天津一汽夏利は新興EVメーカーの博郡汽車との合弁で生き残りを模索したが、あえなく頓挫した(写真は博郡汽車のウェブサイトより)

「夏利」(シアリー)を覚えているだろうか。かつては中国自動車業界の有名ブランドのひとつで、その名前は国有中堅メーカーの天津汽車が日本のダイハツとの技術提携で生産していた小型車に由来する。1990年代から2000年代の前半にかけて、価格が安く丈夫なベーシックカーとして高い人気を誇った(訳注:「夏利」はダイハツのコンパクトカー「シャレード」に中国語の発音が近い漢字をあてたもの)。

だが、2002年に国有大手の中国第一汽車(一汽)が天津汽車を吸収合併して以降、夏利はその輝きを失っていった。ブランドは天津汽車を母体とする「天津一汽夏利」に引き継がれたが、一汽グループ内での戦略的ポジションが定まらず、市場のトレンドに対応したモデルチェンジや技術的アップグレードができなかったためだ。

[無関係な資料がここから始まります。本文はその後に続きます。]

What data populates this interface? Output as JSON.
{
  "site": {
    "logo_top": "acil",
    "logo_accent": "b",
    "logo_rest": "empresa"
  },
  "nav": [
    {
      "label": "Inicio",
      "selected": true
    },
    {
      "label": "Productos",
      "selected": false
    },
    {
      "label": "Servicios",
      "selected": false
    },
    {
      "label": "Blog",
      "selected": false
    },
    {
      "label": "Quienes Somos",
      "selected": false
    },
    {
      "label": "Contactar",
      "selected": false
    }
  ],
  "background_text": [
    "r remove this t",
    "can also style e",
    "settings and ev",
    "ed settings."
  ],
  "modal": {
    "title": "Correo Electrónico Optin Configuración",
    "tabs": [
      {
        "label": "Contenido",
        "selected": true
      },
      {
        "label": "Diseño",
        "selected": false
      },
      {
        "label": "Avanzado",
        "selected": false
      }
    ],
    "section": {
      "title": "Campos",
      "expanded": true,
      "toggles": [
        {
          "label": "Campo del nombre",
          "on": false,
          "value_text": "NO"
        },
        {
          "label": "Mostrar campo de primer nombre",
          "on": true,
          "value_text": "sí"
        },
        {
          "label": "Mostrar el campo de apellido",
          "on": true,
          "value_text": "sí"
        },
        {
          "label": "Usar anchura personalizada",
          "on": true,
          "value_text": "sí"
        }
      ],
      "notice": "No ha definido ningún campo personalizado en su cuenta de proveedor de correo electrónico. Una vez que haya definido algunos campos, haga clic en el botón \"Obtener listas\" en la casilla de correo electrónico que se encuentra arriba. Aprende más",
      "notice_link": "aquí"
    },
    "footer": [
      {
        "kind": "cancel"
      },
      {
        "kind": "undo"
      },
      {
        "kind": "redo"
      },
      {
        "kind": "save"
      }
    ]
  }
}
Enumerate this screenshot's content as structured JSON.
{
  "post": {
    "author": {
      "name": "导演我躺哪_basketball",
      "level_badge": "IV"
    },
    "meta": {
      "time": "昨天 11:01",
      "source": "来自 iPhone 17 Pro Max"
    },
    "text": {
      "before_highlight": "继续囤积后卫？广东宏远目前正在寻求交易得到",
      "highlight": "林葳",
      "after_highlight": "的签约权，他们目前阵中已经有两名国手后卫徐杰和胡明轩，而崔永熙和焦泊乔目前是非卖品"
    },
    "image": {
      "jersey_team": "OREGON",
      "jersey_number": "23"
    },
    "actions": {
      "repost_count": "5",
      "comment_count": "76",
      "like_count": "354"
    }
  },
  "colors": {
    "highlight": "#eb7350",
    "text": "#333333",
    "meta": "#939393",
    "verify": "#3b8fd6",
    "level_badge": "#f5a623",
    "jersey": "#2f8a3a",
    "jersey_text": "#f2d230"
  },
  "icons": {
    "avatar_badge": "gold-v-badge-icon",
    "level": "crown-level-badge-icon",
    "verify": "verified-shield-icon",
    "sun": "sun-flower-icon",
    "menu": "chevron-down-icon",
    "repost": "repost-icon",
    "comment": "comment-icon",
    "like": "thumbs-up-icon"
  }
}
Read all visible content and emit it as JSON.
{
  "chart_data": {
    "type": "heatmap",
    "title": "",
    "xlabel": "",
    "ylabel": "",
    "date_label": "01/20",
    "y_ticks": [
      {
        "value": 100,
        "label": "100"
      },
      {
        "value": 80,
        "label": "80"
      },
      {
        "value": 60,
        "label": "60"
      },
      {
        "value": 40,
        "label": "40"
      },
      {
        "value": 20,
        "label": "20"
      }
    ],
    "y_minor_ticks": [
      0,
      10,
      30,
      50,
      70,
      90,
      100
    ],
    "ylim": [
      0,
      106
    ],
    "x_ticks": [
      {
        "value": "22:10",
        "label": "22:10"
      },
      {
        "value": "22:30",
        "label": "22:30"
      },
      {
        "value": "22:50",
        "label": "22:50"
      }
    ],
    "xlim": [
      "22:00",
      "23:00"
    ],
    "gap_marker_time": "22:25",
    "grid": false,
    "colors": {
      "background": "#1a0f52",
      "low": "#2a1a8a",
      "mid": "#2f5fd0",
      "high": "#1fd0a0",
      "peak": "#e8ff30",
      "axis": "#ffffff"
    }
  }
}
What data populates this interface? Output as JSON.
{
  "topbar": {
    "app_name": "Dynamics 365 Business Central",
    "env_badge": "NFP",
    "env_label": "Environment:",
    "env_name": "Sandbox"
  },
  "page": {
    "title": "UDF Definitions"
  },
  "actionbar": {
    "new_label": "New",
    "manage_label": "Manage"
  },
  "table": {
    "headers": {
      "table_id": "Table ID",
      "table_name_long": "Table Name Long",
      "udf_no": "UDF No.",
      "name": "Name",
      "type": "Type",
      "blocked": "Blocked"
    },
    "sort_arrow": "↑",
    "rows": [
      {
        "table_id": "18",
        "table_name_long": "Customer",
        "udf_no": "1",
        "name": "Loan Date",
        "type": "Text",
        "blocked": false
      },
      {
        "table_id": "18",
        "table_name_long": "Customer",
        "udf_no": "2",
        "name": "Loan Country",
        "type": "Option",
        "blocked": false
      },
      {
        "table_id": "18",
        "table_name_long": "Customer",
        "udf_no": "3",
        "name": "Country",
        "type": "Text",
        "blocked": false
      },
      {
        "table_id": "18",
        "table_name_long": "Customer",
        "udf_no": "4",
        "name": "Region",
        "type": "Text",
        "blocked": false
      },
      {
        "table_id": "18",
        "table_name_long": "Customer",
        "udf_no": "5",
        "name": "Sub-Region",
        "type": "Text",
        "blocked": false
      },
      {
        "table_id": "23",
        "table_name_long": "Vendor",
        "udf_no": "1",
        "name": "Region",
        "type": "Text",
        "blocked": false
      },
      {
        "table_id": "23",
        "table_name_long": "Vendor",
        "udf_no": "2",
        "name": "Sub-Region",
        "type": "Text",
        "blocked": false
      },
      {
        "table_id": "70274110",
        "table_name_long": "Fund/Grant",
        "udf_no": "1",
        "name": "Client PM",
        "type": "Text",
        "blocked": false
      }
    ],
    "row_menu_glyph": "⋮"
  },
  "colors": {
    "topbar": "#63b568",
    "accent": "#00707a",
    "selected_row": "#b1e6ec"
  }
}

やがて夏利は時代遅れの忘れられたブランドとなり、販売が極度に低迷。一汽は赤字続きの天津一汽夏利のリストラに2018年から着手し、2019年3月頃には工場の操業を停止した。

■在庫車の値下げ処分の損失補填を約束

そんな夏利をめぐって今、思わぬ混乱が起きている。中国では2019年7月から一部の省や直轄市で排ガス規制が強化されたが、夏利の販売代理店には同年3月の時点でも新規制に対応できない在庫車が残っていた。そこで天津一汽夏利は、在庫車を値下げして売り切るよう販売代理店に要請。値下げ分の損失は同社が後から補填すると約束した。

ところが、それから1年が過ぎた現在も補填が支払われていないのだ。天津一汽夏利は2020年4月、同社の債務を「天津一汽夏利運営管理」という新会社に引き継ぐことに同意するよう販売代理店に通知。この新会社の登録資本金は100万元(約1510万円)しかなく、販売代理店の間には「本当に返済する気があるのか」という不満と不安が広がっている。

しかも、親会社の一汽はこの問題についてあやふやな姿勢を取っている。実は2019年11月、一汽は天津一汽夏利の存続を図ろうと、工場や設備などの資産(負債を含む)を現物出資する形で新興電気自動車(EV)メーカーの南京博郡新能源汽車(博郡汽車)と合弁会社を設立した。ところが博郡汽車はその後資金繰りに行き詰まり、合弁会社への出資契約を履行できない状況に陥った。一汽が合弁契約を解除する可能性もあり、混乱は長引きそうだ。